## Rajesh's DS & AI Learning

# 1. Introduction to Seaborn

We'll be working with the seaborn visualization library, which is built on top of matplotlib. Seaborn has good support for more complex plots, attractive default styles, and integrates well with the pandas library. 

# 2. Introduction to the Data Set

We'll be working with a data set of the passengers of the Titanic. The [Titanic shipwreck](https://en.wikipedia.org/wiki/Sinking_of_the_RMS_Titanic) is the most famous shipwreck in history and led to the creation of better safety regulations for ships. One substantial safety issue was that there were not enough lifeboats for every passenger on board, which meant that some passengers were prioritized over others to use the lifeboats.

## TODO:
* Read train.csv into a DataFrame named titanic. Keep only the following columns:
  * "Survived"
  * "Pclass"
  * "Sex"
  * "Age"
  * "SibSp"
  * "Parch"
  * "Fare"
  * "Embarked"
* Use the DataFrame.dropna() method to remove rows containing missing values.

In [1]:
import os

# Define the name of your CSV file
csv_filename = "train.csv"

# Get the current directory of the Python script
current_directory = os.getcwd()

# Move back to the grandparent directory (two levels up)
project_directory = os.path.dirname(os.path.dirname(current_directory))

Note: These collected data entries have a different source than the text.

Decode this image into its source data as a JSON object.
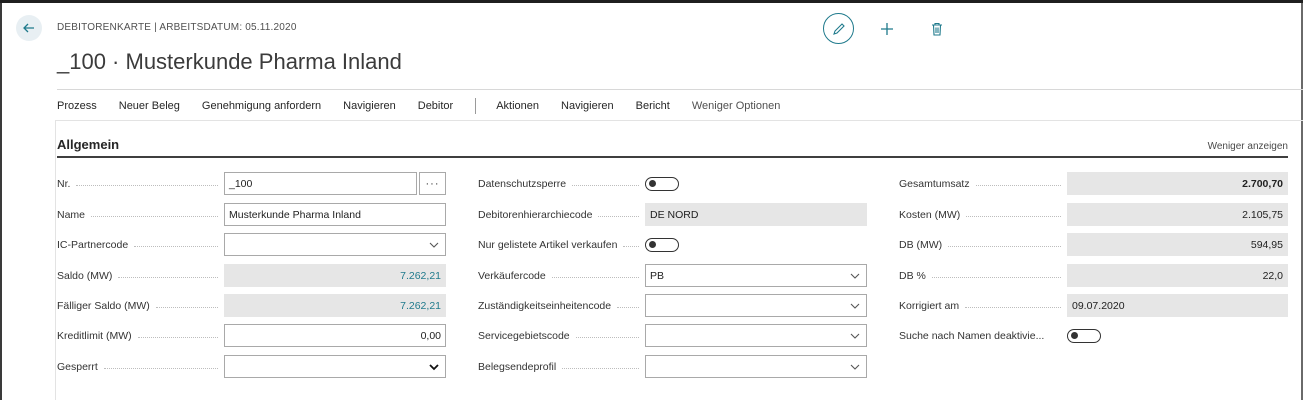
{
  "header": {
    "caption": "DEBITORENKARTE | ARBEITSDATUM: 05.11.2020",
    "title": "_100 · Musterkunde Pharma Inland"
  },
  "menu": {
    "primary": [
      "Prozess",
      "Neuer Beleg",
      "Genehmigung anfordern",
      "Navigieren",
      "Debitor"
    ],
    "secondary": [
      "Aktionen",
      "Navigieren",
      "Bericht",
      "Weniger Optionen"
    ]
  },
  "section": {
    "title": "Allgemein",
    "less_link": "Weniger anzeigen"
  },
  "col1": {
    "nr_label": "Nr.",
    "nr_value": "_100",
    "nr_assist": "···",
    "name_label": "Name",
    "name_value": "Musterkunde Pharma Inland",
    "ic_label": "IC-Partnercode",
    "ic_value": "",
    "saldo_label": "Saldo (MW)",
    "saldo_value": "7.262,21",
    "faellig_label": "Fälliger Saldo (MW)",
    "faellig_value": "7.262,21",
    "kredit_label": "Kreditlimit (MW)",
    "kredit_value": "0,00",
    "gesperrt_label": "Gesperrt",
    "gesperrt_value": ""
  },
  "col2": {
    "datenschutz_label": "Datenschutzsperre",
    "datenschutz_on": false,
    "hier_label": "Debitorenhierarchiecode",
    "hier_value": "DE NORD",
    "gelistet_label": "Nur gelistete Artikel verkaufen",
    "gelistet_on": false,
    "verkaeufer_label": "Verkäufercode",
    "verkaeufer_value": "PB",
    "zust_label": "Zuständigkeitseinheitencode",
    "zust_value": "",
    "service_label": "Servicegebietscode",
    "service_value": "",
    "beleg_label": "Belegsendeprofil",
    "beleg_value": ""
  },
  "col3": {
    "umsatz_label": "Gesamtumsatz",
    "umsatz_value": "2.700,70",
    "kosten_label": "Kosten (MW)",
    "kosten_value": "2.105,75",
    "db_label": "DB (MW)",
    "db_value": "594,95",
    "dbp_label": "DB %",
    "dbp_value": "22,0",
    "korr_label": "Korrigiert am",
    "korr_value": "09.07.2020",
    "suche_label": "Suche nach Namen deaktivie...",
    "suche_on": false
  },
  "colors": {
    "accent": "#1f7a8c",
    "readonly_bg": "#e6e6e6"
  }
}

# Navigate to the "datasets" folder
datasets_directory = os.path.join(project_directory, "DataSets")

# Construct the full path to your CSV file
csv_path = os.path.join(datasets_directory, csv_filename)

# Check if the file exists
if os.path.exists(csv_path):
    print("CSV file found at:", csv_path)
else:
    print("CSV file not found at:", csv_path)

import pandas as pd
titanic=pd.read_csv(csv_path)

In [None]:
titanic.head()

In [3]:
titanic=titanic[['Survived','Pclass','Sex','Age','SibSp','Parch','Fare','Embarked']].dropna()

In [None]:
titanic.head()

# 3. Creating Histograms In Seaborn

 We can generate a histogram using the `seaborn.distplot()` function:

## TODO:
* Import seaborn as sns and matplotlib.pyplot as plt.
* Use the seaborn.distplot() function to visualize the distribution of the "Age" column.
* Display the plot using plt.show().

In [None]:
%matplotlib inline

import seaborn as sns
sns.distplot(titanic['Age'])

# 4. Generating A Kernel Density Plot

 To generate just the kernel density plot, we use the seaborn.kdeplot() function:

`sns.kdeplot(titanic["Age"])`

## TODO:
* Generate a kernel density plot:
  * Using the values in the "Age" column
  * With the area under the curve shaded
* Set the x-axis label to "Age" using pyplot.xlabel().

In [None]:
import matplotlib.pyplot as plt

sns.kdeplot(titanic['Age'],shade=True)
plt.xlabel('Age')

# 5. Modifying The Appearance Of The Plots

We can use the **`seaborn.set_style()`** function to change the default seaborn style sheet. Seaborn comes with a few style sheets:

* darkgrid: Coordinate grid displayed, dark background color
* whitegrid: Coordinate grid displayed, white background color
* dark: Coordinate grid hidden, dark background color
* white: Coordinate grid hidden, white background color
* ticks: Coordinate grid hidden, white background color, ticks visible

To remove the axis spines for the top and right axes, we use the **`seaborn.despine()`** function:

To despine the other two axes, `we need to set the left and bottom parameters to True`.

## TODO:
* Set the style to the style sheet that hides the coordinate grid and sets the background color to white.
* Generate a kernel density plot of the "Age" column, with the area under the curve shaded.
* Set the x-axis label to "Age".
* Despine all of the axes.

In [None]:
sns.set_style('white')
sns.kdeplot(titanic['Age'],shade=True)
plt.xlabel('Age')
sns.despine(left=True,bottom=True)

# 6. Conditional Distributions Using A Single Condition

In the last few missions, we created a [small multiple](https://en.wikipedia.org/wiki/Small_multiple), which is a group of plots that have the same axis scales so the viewer can compare plots effectively. We accomplished this by subsetting the data manually and generating a plot using matplotlib for each one.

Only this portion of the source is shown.